Reshoring won’t work for all companies, but for those with specific needs for quality assurance, intellectual property protection, or proximity to their end market, it may provide unmatched long-term benefits in a shifting global landscape.

Diversification as a Risk Management Strategy

While exploring alternative manufacturing options may be a viable short-term solution for businesses seeking to minimize disruption from trade tensions, long-term risk management strategies should also focus on diversifying supply chain operations. This includes building relationships with multiple suppliers in different regions to mitigate potential risks and reduce reliance on any single source. As the landscape of manufacturing continues to evolve, diversification will be key in mitigating risk and ensuring sustainable growth for businesses. So, it is essential for businesses to continuously assess and adapt their supply chain strategies to remain competitive in the global marketplace.

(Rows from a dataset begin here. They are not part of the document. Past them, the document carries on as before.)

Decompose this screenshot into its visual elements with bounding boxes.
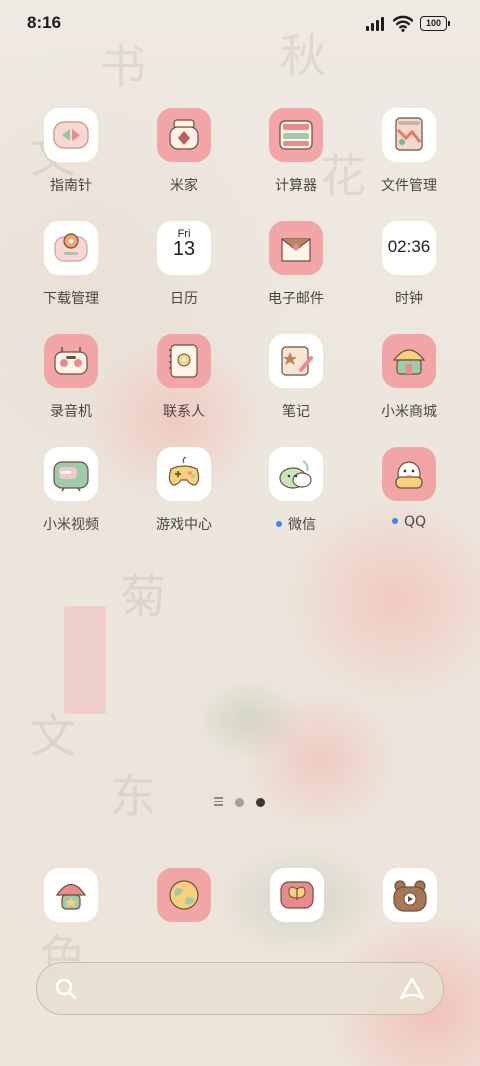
app-label: 微信	[240, 514, 352, 534]
app-label: QQ	[353, 514, 465, 530]
app-label: 小米商城	[381, 404, 437, 420]
app-label: 联系人	[163, 404, 205, 420]
app-calendar[interactable]: Fri 13 日历	[128, 221, 240, 321]
phone-mushroom-icon[interactable]	[44, 868, 98, 922]
new-badge-dot	[276, 521, 282, 527]
wallpaper-calligraphy: 东	[110, 769, 156, 823]
mijia-icon	[157, 108, 211, 162]
app-game-center[interactable]: 游戏中心	[128, 447, 240, 547]
file-manager-icon	[382, 108, 436, 162]
app-clock[interactable]: 02:36 时钟	[353, 221, 465, 321]
qq-icon	[382, 447, 436, 501]
camera-bear-icon[interactable]	[383, 868, 437, 922]
app-mi-store[interactable]: 小米商城	[353, 334, 465, 434]
app-label: 电子邮件	[268, 291, 324, 307]
status-time: 8:16	[27, 13, 62, 32]
notes-icon	[269, 334, 323, 388]
app-label: 录音机	[50, 404, 92, 420]
recorder-icon	[44, 334, 98, 388]
app-label-text: QQ	[403, 514, 427, 530]
page-indicator[interactable]	[0, 797, 480, 809]
app-label: 下载管理	[43, 291, 99, 307]
signal-icon	[366, 17, 388, 31]
calculator-icon	[269, 108, 323, 162]
app-compass[interactable]: 指南针	[15, 108, 127, 208]
download-manager-icon	[44, 221, 98, 275]
status-bar: 8:16 100	[0, 0, 480, 50]
app-label-text: 微信	[288, 517, 316, 533]
page-dot-1[interactable]	[235, 798, 244, 807]
app-notes[interactable]: 笔记	[240, 334, 352, 434]
clock-time: 02:36	[387, 237, 431, 256]
wallpaper-seal	[64, 606, 106, 714]
app-label: 文件管理	[381, 178, 437, 194]
clock-icon: 02:36	[382, 221, 436, 275]
app-label: 游戏中心	[156, 517, 212, 533]
calendar-date: 13	[172, 238, 196, 260]
browser-globe-icon[interactable]	[157, 868, 211, 922]
app-drawer-indicator-icon[interactable]	[214, 797, 224, 808]
messages-butterfly-icon[interactable]	[270, 868, 324, 922]
search-bar[interactable]	[36, 962, 444, 1015]
battery-icon: 100	[420, 16, 450, 31]
wifi-icon	[393, 15, 413, 32]
assistant-icon[interactable]	[398, 976, 426, 1002]
mi-video-icon	[44, 447, 98, 501]
app-label: 计算器	[275, 178, 317, 194]
page-dot-2-active[interactable]	[256, 798, 265, 807]
app-label: 米家	[170, 178, 198, 194]
app-contacts[interactable]: 联系人	[128, 334, 240, 434]
email-icon	[269, 221, 323, 275]
app-mijia[interactable]: 米家	[128, 108, 240, 208]
app-label: 小米视频	[43, 517, 99, 533]
calendar-icon: Fri 13	[157, 221, 211, 275]
app-label: 时钟	[395, 291, 423, 307]
app-label: 日历	[170, 291, 198, 307]
app-qq[interactable]: QQ	[353, 447, 465, 547]
wallpaper-calligraphy: 菊	[120, 569, 166, 623]
app-calculator[interactable]: 计算器	[240, 108, 352, 208]
game-center-icon	[157, 447, 211, 501]
contacts-icon	[157, 334, 211, 388]
mi-store-icon	[382, 334, 436, 388]
search-icon[interactable]	[54, 977, 78, 1001]
app-wechat[interactable]: 微信	[240, 447, 352, 547]
app-recorder[interactable]: 录音机	[15, 334, 127, 434]
app-mi-video[interactable]: 小米视频	[15, 447, 127, 547]
app-file-manager[interactable]: 文件管理	[353, 108, 465, 208]
app-label: 指南针	[50, 178, 92, 194]
new-badge-dot	[391, 518, 398, 524]
compass-icon	[44, 108, 98, 162]
app-label: 笔记	[282, 404, 310, 420]
app-email[interactable]: 电子邮件	[240, 221, 352, 321]
app-download-manager[interactable]: 下载管理	[15, 221, 127, 321]
wechat-icon	[269, 447, 323, 501]
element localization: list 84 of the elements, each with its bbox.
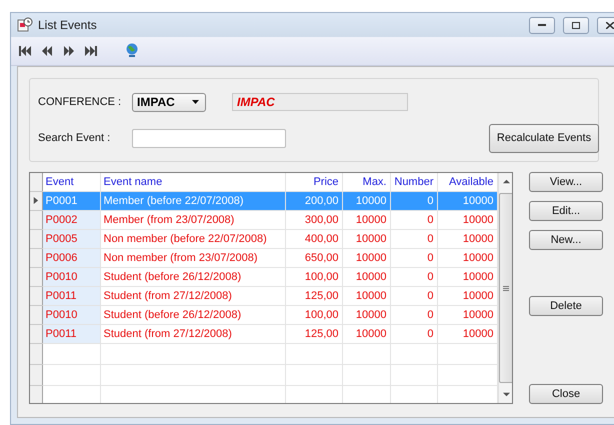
table-cell: P0010: [42, 268, 100, 286]
table-cell: Student (from 27/12/2008): [100, 324, 285, 344]
table-cell: Non member (before 22/07/2008): [100, 230, 285, 248]
scroll-up-icon: [502, 178, 510, 185]
table-cell: 0: [390, 230, 437, 248]
table-cell: Non member (from 23/07/2008): [100, 248, 285, 268]
table-cell: 10000: [437, 286, 497, 306]
caret-icon: [192, 100, 199, 104]
table-cell: 0: [390, 324, 437, 344]
table-cell: 100,00: [285, 268, 342, 286]
table-cell: 10000: [437, 210, 497, 230]
table-cell: 650,00: [285, 248, 342, 268]
table-cell: P0002: [42, 210, 100, 230]
maximize-button[interactable]: [563, 16, 589, 34]
scroll-thumb[interactable]: [498, 193, 512, 383]
table-row[interactable]: P0005 Non member (before 22/07/2008) 400,00 10000 0 10000: [30, 230, 497, 248]
table-cell: P0006: [42, 248, 100, 268]
table-cell: 10000: [437, 192, 497, 210]
previous-record-icon[interactable]: [41, 46, 53, 56]
table-cell: Student (before 26/12/2008): [100, 306, 285, 324]
action-button[interactable]: Close: [529, 384, 603, 404]
table-cell: Student (from 27/12/2008): [100, 286, 285, 306]
table-cell: 200,00: [285, 192, 342, 210]
first-record-icon[interactable]: [19, 46, 31, 56]
table-cell: 100,00: [285, 306, 342, 324]
table-cell: 10000: [342, 230, 390, 248]
minimize-button[interactable]: [529, 16, 555, 34]
table-cell: 0: [390, 268, 437, 286]
table-cell: P0011: [42, 324, 100, 344]
app-icon: [17, 17, 33, 33]
table-row[interactable]: P0011 Student (from 27/12/2008) 125,00 10000 0 10000: [30, 324, 497, 344]
table-cell: 10000: [437, 248, 497, 268]
table-cell: 0: [390, 192, 437, 210]
search-label: Search Event :: [38, 132, 112, 144]
table-cell: 400,00: [285, 230, 342, 248]
table-cell: 10000: [437, 306, 497, 324]
table-row[interactable]: P0002 Member (from 23/07/2008) 300,00 10000 0 10000: [30, 210, 497, 230]
table-cell: 10000: [342, 324, 390, 344]
scrollbar[interactable]: [498, 173, 512, 403]
table-row[interactable]: P0010 Student (before 26/12/2008) 100,00 10000 0 10000: [30, 306, 497, 324]
table-cell: 10000: [342, 210, 390, 230]
table-cell: 10000: [437, 324, 497, 344]
table-cell: P0005: [42, 230, 100, 248]
table-row[interactable]: P0006 Non member (from 23/07/2008) 650,00 10000 0 10000: [30, 248, 497, 268]
table-cell: 0: [390, 306, 437, 324]
close-icon: [606, 22, 614, 28]
table-row[interactable]: P0011 Student (from 27/12/2008) 125,00 10000 0 10000: [30, 286, 497, 306]
action-button[interactable]: View...: [529, 172, 603, 192]
last-record-icon[interactable]: [85, 46, 97, 56]
table-cell: 300,00: [285, 210, 342, 230]
table-cell: 10000: [342, 268, 390, 286]
table-cell: Student (before 26/12/2008): [100, 268, 285, 286]
table-cell: 10000: [437, 230, 497, 248]
action-button[interactable]: New...: [529, 230, 603, 250]
conference-display: IMPAC: [232, 93, 408, 111]
next-record-icon[interactable]: [63, 46, 75, 56]
table-cell: 125,00: [285, 286, 342, 306]
maximize-icon: [572, 22, 580, 28]
action-button[interactable]: Delete: [529, 296, 603, 316]
table-cell: 10000: [342, 192, 390, 210]
table-cell: 0: [390, 248, 437, 268]
table-cell: Member (before 22/07/2008): [100, 192, 285, 210]
table-cell: 10000: [342, 306, 390, 324]
recalculate-button[interactable]: Recalculate Events: [489, 124, 599, 152]
globe-icon[interactable]: [125, 43, 139, 59]
search-field[interactable]: [132, 128, 286, 148]
table-cell: Member (from 23/07/2008): [100, 210, 285, 230]
window-title: List Events: [38, 18, 98, 32]
table-cell: P0011: [42, 286, 100, 306]
table-cell: 10000: [437, 268, 497, 286]
minimize-icon: [538, 24, 546, 26]
conference-label: CONFERENCE :: [38, 96, 122, 108]
table-cell: P0010: [42, 306, 100, 324]
conference-dropdown[interactable]: IMPAC: [132, 92, 206, 112]
table-cell: P0001: [42, 192, 100, 210]
row-pointer-icon: [32, 197, 40, 204]
scroll-down-icon: [502, 391, 510, 398]
table-cell: 125,00: [285, 324, 342, 344]
table-row[interactable]: P0010 Student (before 26/12/2008) 100,00 10000 0 10000: [30, 268, 497, 286]
table-cell: 0: [390, 286, 437, 306]
table-cell: 0: [390, 210, 437, 230]
table-cell: 10000: [342, 248, 390, 268]
action-button[interactable]: Edit...: [529, 201, 603, 221]
table-cell: 10000: [342, 286, 390, 306]
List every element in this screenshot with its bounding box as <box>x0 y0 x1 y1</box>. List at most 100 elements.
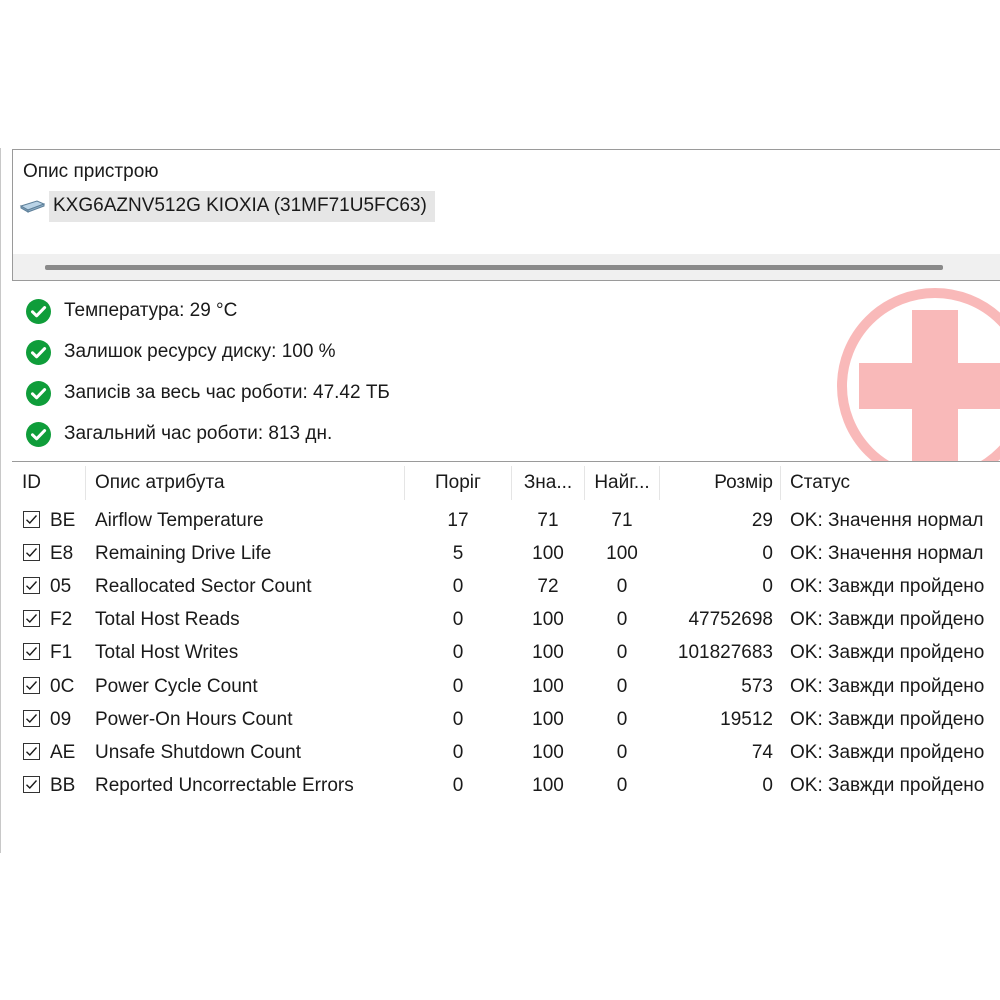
attr-value: 100 <box>532 609 564 631</box>
column-separator[interactable] <box>780 466 781 500</box>
checkmark-icon <box>26 746 38 756</box>
attr-worst: 0 <box>616 642 628 664</box>
attr-name: Power Cycle Count <box>95 675 258 697</box>
attr-status: OK: Значення нормал <box>790 543 984 565</box>
column-header-status[interactable]: Статус <box>790 462 1000 504</box>
attr-id: BE <box>50 510 76 531</box>
attr-worst: 0 <box>616 774 628 796</box>
device-name-label: KXG6AZNV512G KIOXIA (31MF71U5FC63) <box>49 190 435 222</box>
attr-id: 05 <box>50 576 72 598</box>
table-row[interactable]: BB Reported Uncorrectable Errors 0 100 0… <box>12 769 1000 802</box>
column-header-description[interactable]: Опис атрибута <box>95 462 395 504</box>
attr-raw: 19512 <box>720 708 773 730</box>
attr-name: Power-On Hours Count <box>95 708 293 730</box>
table-row[interactable]: 05 Reallocated Sector Count 0 72 0 0 OK:… <box>12 570 1000 603</box>
row-checkbox[interactable] <box>23 544 40 562</box>
scrollbar-thumb[interactable] <box>45 265 943 270</box>
attr-status: OK: Завжди пройдено <box>790 609 985 631</box>
attr-name: Reported Uncorrectable Errors <box>95 774 354 796</box>
attr-name: Total Host Reads <box>95 609 240 631</box>
row-checkbox[interactable] <box>23 775 40 793</box>
attr-id: 09 <box>50 708 72 730</box>
table-row[interactable]: BE Airflow Temperature 17 71 71 29 OK: З… <box>12 504 1000 537</box>
row-checkbox[interactable] <box>23 610 40 628</box>
table-row[interactable]: F1 Total Host Writes 0 100 0 101827683 O… <box>12 636 1000 669</box>
check-circle-icon <box>26 298 51 324</box>
attr-threshold: 0 <box>452 675 464 697</box>
device-list-item[interactable]: KXG6AZNV512G KIOXIA (31MF71U5FC63) <box>19 190 439 222</box>
row-checkbox[interactable] <box>23 577 40 595</box>
column-separator[interactable] <box>85 466 86 500</box>
status-text: Температура: 29 °C <box>64 300 238 321</box>
attr-raw: 0 <box>762 576 773 598</box>
attr-threshold: 0 <box>452 576 464 598</box>
attr-status: OK: Завжди пройдено <box>790 741 985 763</box>
device-description-panel: Опис пристрою KXG6AZNV512G KIOXIA (31MF7… <box>12 149 1000 281</box>
column-header-id[interactable]: ID <box>22 462 82 504</box>
attr-worst: 0 <box>616 675 628 697</box>
column-header-raw[interactable]: Розмір <box>660 462 775 504</box>
checkmark-icon <box>26 515 38 525</box>
attr-status: OK: Завжди пройдено <box>790 774 985 796</box>
attr-id: AE <box>50 741 76 763</box>
attr-threshold: 0 <box>452 642 464 664</box>
attr-status: OK: Значення нормал <box>790 510 984 531</box>
row-checkbox[interactable] <box>23 643 40 661</box>
table-row[interactable]: F2 Total Host Reads 0 100 0 47752698 OK:… <box>12 603 1000 636</box>
table-header: ID Опис атрибута Поріг Зна... Найг... Ро… <box>12 462 1000 504</box>
attr-value: 72 <box>537 576 559 598</box>
checkmark-icon <box>26 581 38 591</box>
checkmark-icon <box>26 647 38 657</box>
attr-raw: 0 <box>762 543 773 565</box>
checkmark-icon <box>26 680 38 690</box>
attr-name: Total Host Writes <box>95 642 239 664</box>
device-panel-scrollbar[interactable] <box>13 254 1000 280</box>
attr-value: 100 <box>532 741 564 763</box>
attr-status: OK: Завжди пройдено <box>790 642 985 664</box>
attr-raw: 29 <box>751 510 773 531</box>
table-row[interactable]: 0C Power Cycle Count 0 100 0 573 OK: Зав… <box>12 670 1000 703</box>
attr-threshold: 17 <box>447 510 469 531</box>
checkmark-icon <box>26 779 38 789</box>
attr-worst: 0 <box>616 708 628 730</box>
attr-value: 100 <box>532 642 564 664</box>
attr-worst: 71 <box>611 510 633 531</box>
attr-value: 100 <box>532 774 564 796</box>
attr-value: 71 <box>537 510 559 531</box>
attr-status: OK: Завжди пройдено <box>790 675 985 697</box>
column-header-value[interactable]: Зна... <box>512 462 584 504</box>
row-checkbox[interactable] <box>23 742 40 760</box>
attr-id: E8 <box>50 543 74 565</box>
attr-threshold: 5 <box>452 543 464 565</box>
check-circle-icon <box>26 380 51 406</box>
status-temperature: Температура: 29 °C <box>26 297 237 325</box>
table-row[interactable]: 09 Power-On Hours Count 0 100 0 19512 OK… <box>12 703 1000 736</box>
attr-worst: 0 <box>616 576 628 598</box>
attr-threshold: 0 <box>452 774 464 796</box>
column-header-worst[interactable]: Найг... <box>585 462 659 504</box>
health-cross-icon <box>837 288 1000 466</box>
row-checkbox[interactable] <box>23 511 40 528</box>
attr-id: BB <box>50 774 76 796</box>
table-row[interactable]: AE Unsafe Shutdown Count 0 100 0 74 OK: … <box>12 736 1000 769</box>
attr-name: Remaining Drive Life <box>95 543 272 565</box>
checkmark-icon <box>26 614 38 624</box>
table-row[interactable]: E8 Remaining Drive Life 5 100 100 0 OK: … <box>12 537 1000 570</box>
attr-value: 100 <box>532 543 564 565</box>
attr-raw: 573 <box>741 675 773 697</box>
attr-threshold: 0 <box>452 708 464 730</box>
status-text: Загальний час роботи: 813 дн. <box>64 423 333 444</box>
attr-raw: 74 <box>751 741 773 763</box>
row-checkbox[interactable] <box>23 676 40 694</box>
attr-status: OK: Завжди пройдено <box>790 576 985 598</box>
row-checkbox[interactable] <box>23 709 40 727</box>
column-header-threshold[interactable]: Поріг <box>405 462 511 504</box>
checkmark-icon <box>26 713 38 723</box>
attr-worst: 0 <box>616 609 628 631</box>
attr-worst: 100 <box>606 543 638 565</box>
attr-raw: 47752698 <box>688 609 773 631</box>
attr-value: 100 <box>532 708 564 730</box>
attr-name: Reallocated Sector Count <box>95 576 312 598</box>
attr-raw: 0 <box>762 774 773 796</box>
attr-threshold: 0 <box>452 741 464 763</box>
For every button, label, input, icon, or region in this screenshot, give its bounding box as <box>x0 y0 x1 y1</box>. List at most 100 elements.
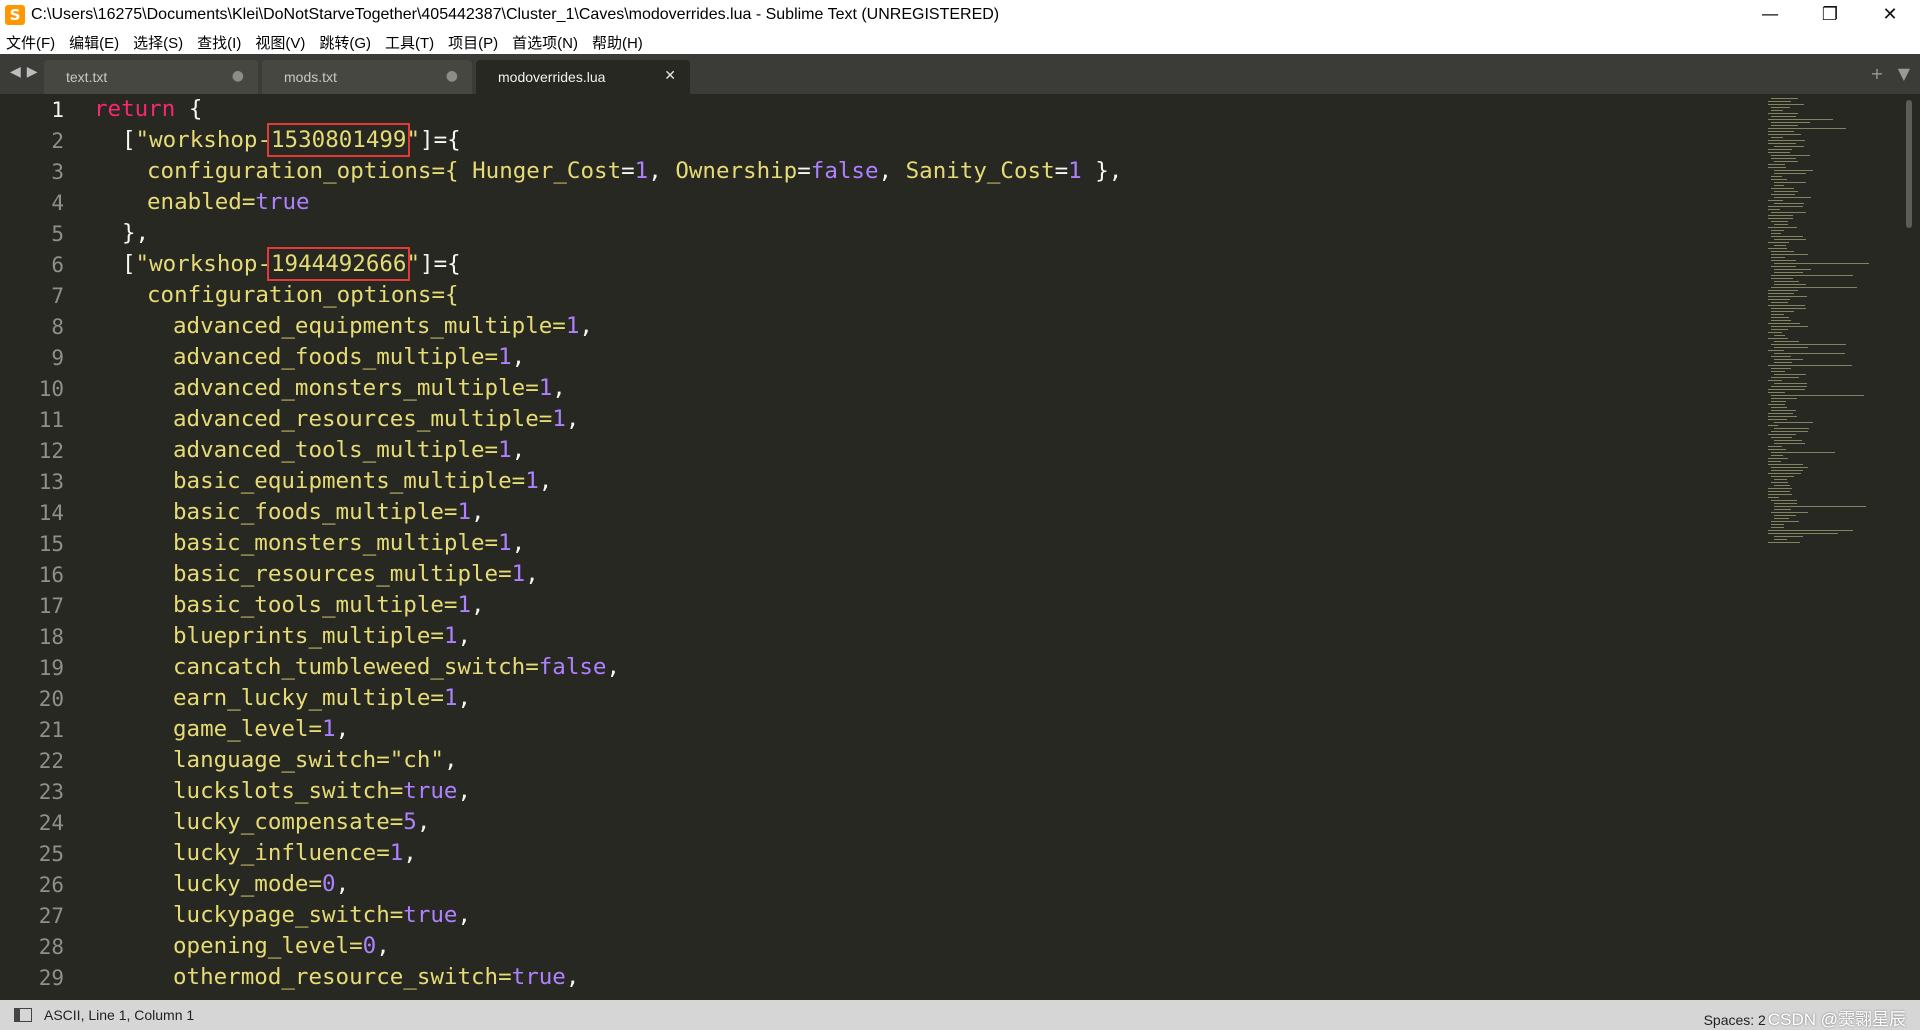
code-line[interactable]: language_switch="ch", <box>173 745 457 776</box>
code-line[interactable]: advanced_foods_multiple=1, <box>173 342 525 373</box>
code-text: = <box>621 158 635 184</box>
minimap-line <box>1768 140 1805 141</box>
code-text: , <box>525 561 539 587</box>
code-line[interactable]: earn_lucky_multiple=1, <box>173 683 471 714</box>
sidebar-toggle-icon[interactable] <box>14 1008 32 1022</box>
unsaved-dot-icon[interactable]: ● <box>446 68 458 84</box>
code-text: enabled= <box>147 189 256 215</box>
code-text: , <box>376 933 390 959</box>
code-line[interactable]: advanced_tools_multiple=1, <box>173 435 525 466</box>
minimize-button[interactable]: — <box>1740 0 1800 30</box>
minimap-line <box>1771 137 1784 138</box>
code-line[interactable]: advanced_equipments_multiple=1, <box>173 311 593 342</box>
number-token: 1 <box>552 406 566 432</box>
minimap-line <box>1771 467 1808 468</box>
status-position[interactable]: ASCII, Line 1, Column 1 <box>44 1007 194 1023</box>
new-tab-plus-icon[interactable]: + <box>1870 64 1883 83</box>
code-line[interactable]: enabled=true <box>147 187 310 218</box>
code-line[interactable]: lucky_mode=0, <box>173 869 349 900</box>
tab-mods-txt[interactable]: mods.txt ● <box>262 60 472 94</box>
boolean-token: false <box>810 158 879 184</box>
minimap-line <box>1771 257 1785 258</box>
minimap-line <box>1774 341 1799 342</box>
code-line[interactable]: othermod_resource_switch=true, <box>173 962 579 993</box>
minimap-line <box>1771 212 1806 213</box>
minimap-line <box>1768 533 1838 534</box>
minimap-line <box>1771 278 1793 279</box>
menu-edit[interactable]: 编辑(E) <box>63 32 125 53</box>
menu-goto[interactable]: 跳转(G) <box>313 32 377 53</box>
scrollbar-thumb[interactable] <box>1906 100 1912 228</box>
menu-project[interactable]: 项目(P) <box>442 32 504 53</box>
code-line[interactable]: ["workshop-1530801499"]={ <box>122 123 461 157</box>
code-text: ]={ <box>420 251 461 277</box>
vertical-scrollbar[interactable] <box>1898 94 1920 1000</box>
minimap-line <box>1774 479 1788 480</box>
minimap[interactable] <box>1762 94 1892 1000</box>
minimap-line <box>1774 185 1785 186</box>
code-text: ]={ <box>420 127 461 153</box>
number-token: 0 <box>322 871 336 897</box>
code-text: lucky_compensate= <box>173 809 404 835</box>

Positioning for Tomorrow’s Supply Chain

The potential tariffs and trade conflicts represent a seismic shift in how businesses will operate their supply chains, but these changes also present opportunities to build more resilient and efficient manufacturing programs. Vietnam and Costa Rica offer flexible and cost-effective alternatives for manufacturing outside traditional hubs, while reshoring certain operations to the U.S. could yield long-term advantages for companies heavily reliant on contract manufacturing.

The key is to act now. Evaluate your current supply chain vulnerabilities, explore the regions best suited for your business needs, and adapt to this new era of global trade dynamics. Organizations that respond with agility and innovation stand to lead—not just survive—in the face of changing policies.